Report on Turrialba (Costa Rica) — November 2001
Bulletin of the Global Volcanism Network, vol. 26, no. 11 (November 2001)
Managing Editor: Richard Wunderman.
Turrialba (Costa Rica) Seismic and fumarolic activity during January 2000-August 2001
Please cite this report as:
Global Volcanism Program, 2001. Report on Turrialba (Costa Rica) (Wunderman, R., ed.). Bulletin of the Global Volcanism Network, 26:11. Smithsonian Institution. https://doi.org/10.5479/si.GVP.BGVN200111-345070
10.025°N, 83.767°W; summit elev. 3340 m
All times are local (unless otherwise noted)
During January 2000 to at least August 2001, seismic and fumarolic activity continued at Turrialba (table 5). On 12 March 2000 an M 3.2 earthquake was registered at a depth of 7 km, 6.5 km E of the active crater. The EDM lines (radial lines of distances) as well as the dry clinometers did not show significant changes during 2000.
|Month||AB earthquakes||LF earthquakes||Micro-earthquakes||Total earthquakes||Maximum fumarolic temperature (°C)||Comment|
|Jan 2000||29||2||33||64||NR||Seismicity registered only 13 days.|
|Feb 2000||91||--||75||166||NR||Seismicity registered only 16 days.|
|May 2001||128||--||334||464||92||An average of 15 earthquakes per day.|
|Jun 2001||3||--||185||194||92||Six VT earthquakes.|
Fumarolic activity was persistent in the N, NW, NE, and E walls of the main crater. Fumarolic activity in the S and SW walls diminished by July 2000 and began to reappear during October 2000. Activity in the N wall during May 2001 was more vigorous than previously. Small landslides persisted in the walls of the main crater, covering some fumaroles at the bottom and revealing other new ones.
During March 2001 sulfur precipitation and gaseous emanations in the internal walls occurred throughout most of the central craters. Gaseous activity also persisted in the W crater walls. During June 2001, a small patch of vegetation at the center of the main crater showed partial burns due to the gas escaping in the NE part of the main crater.
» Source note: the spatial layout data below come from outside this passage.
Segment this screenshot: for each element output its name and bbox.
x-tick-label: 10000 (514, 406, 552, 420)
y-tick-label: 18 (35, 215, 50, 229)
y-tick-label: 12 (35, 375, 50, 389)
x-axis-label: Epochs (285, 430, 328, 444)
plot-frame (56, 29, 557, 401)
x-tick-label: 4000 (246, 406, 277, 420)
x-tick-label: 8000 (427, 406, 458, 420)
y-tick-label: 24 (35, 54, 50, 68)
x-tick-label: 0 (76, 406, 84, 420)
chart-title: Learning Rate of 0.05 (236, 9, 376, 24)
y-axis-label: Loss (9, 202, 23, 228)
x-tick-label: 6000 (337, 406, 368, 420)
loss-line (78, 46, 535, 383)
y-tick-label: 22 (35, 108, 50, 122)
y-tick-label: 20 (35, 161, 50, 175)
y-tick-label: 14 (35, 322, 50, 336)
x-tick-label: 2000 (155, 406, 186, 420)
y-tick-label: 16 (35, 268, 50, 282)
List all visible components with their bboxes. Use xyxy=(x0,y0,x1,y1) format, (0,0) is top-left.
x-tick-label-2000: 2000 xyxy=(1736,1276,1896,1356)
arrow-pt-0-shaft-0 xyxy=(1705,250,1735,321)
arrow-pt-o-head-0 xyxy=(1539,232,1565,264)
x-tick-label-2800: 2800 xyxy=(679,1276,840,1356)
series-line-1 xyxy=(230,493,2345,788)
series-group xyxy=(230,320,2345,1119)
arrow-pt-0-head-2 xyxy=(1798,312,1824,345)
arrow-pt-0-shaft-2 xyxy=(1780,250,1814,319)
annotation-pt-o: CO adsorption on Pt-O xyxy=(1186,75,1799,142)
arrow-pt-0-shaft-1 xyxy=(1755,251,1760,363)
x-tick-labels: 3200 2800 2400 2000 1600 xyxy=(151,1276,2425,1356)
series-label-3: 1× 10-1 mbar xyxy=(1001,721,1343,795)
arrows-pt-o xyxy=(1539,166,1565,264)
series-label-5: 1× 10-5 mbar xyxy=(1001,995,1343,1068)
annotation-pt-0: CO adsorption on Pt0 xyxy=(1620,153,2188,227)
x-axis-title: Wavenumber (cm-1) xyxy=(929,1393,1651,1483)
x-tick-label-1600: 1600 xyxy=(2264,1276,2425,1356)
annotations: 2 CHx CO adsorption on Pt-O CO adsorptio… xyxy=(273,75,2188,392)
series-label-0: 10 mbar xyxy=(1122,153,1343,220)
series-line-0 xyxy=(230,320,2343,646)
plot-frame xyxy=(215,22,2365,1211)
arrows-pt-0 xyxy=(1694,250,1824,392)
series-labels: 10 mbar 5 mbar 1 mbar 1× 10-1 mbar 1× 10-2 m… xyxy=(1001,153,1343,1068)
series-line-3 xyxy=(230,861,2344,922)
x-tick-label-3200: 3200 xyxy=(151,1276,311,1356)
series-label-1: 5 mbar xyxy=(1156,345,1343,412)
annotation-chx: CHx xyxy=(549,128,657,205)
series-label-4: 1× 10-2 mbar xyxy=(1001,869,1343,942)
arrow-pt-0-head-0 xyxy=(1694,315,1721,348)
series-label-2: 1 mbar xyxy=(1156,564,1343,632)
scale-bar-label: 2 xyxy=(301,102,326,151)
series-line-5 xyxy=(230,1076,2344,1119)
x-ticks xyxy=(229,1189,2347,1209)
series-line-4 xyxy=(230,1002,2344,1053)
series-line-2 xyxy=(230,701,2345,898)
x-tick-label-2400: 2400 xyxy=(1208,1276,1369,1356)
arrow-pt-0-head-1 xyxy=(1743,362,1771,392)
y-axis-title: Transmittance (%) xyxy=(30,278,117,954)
Geological Summary. Turrialba, the easternmost of Costa Rica's Holocene volcanoes, is a large vegetated basaltic-to-dacitic stratovolcano located across a broad saddle NE of Irazú volcano overlooking the city of Cartago. The massive edifice covers an area of 500 km2. Three well-defined craters occur at the upper SW end of a broad 800 x 2200 m summit depression that is breached to the NE. Most activity originated from the summit vent complex, but two pyroclastic cones are located on the SW flank. Five major explosive eruptions have occurred during the past 3500 years. A series of explosive eruptions during the 19th century were sometimes accompanied by pyroclastic flows. Fumarolic activity continues at the central and SW summit craters.
Information Contacts: Observatorio Vulcanologico y Sismologico de Costa Rica, Universidad Nacional (OVSICORI-UNA), Apartado 86-3000, Heredia, Costa Rica.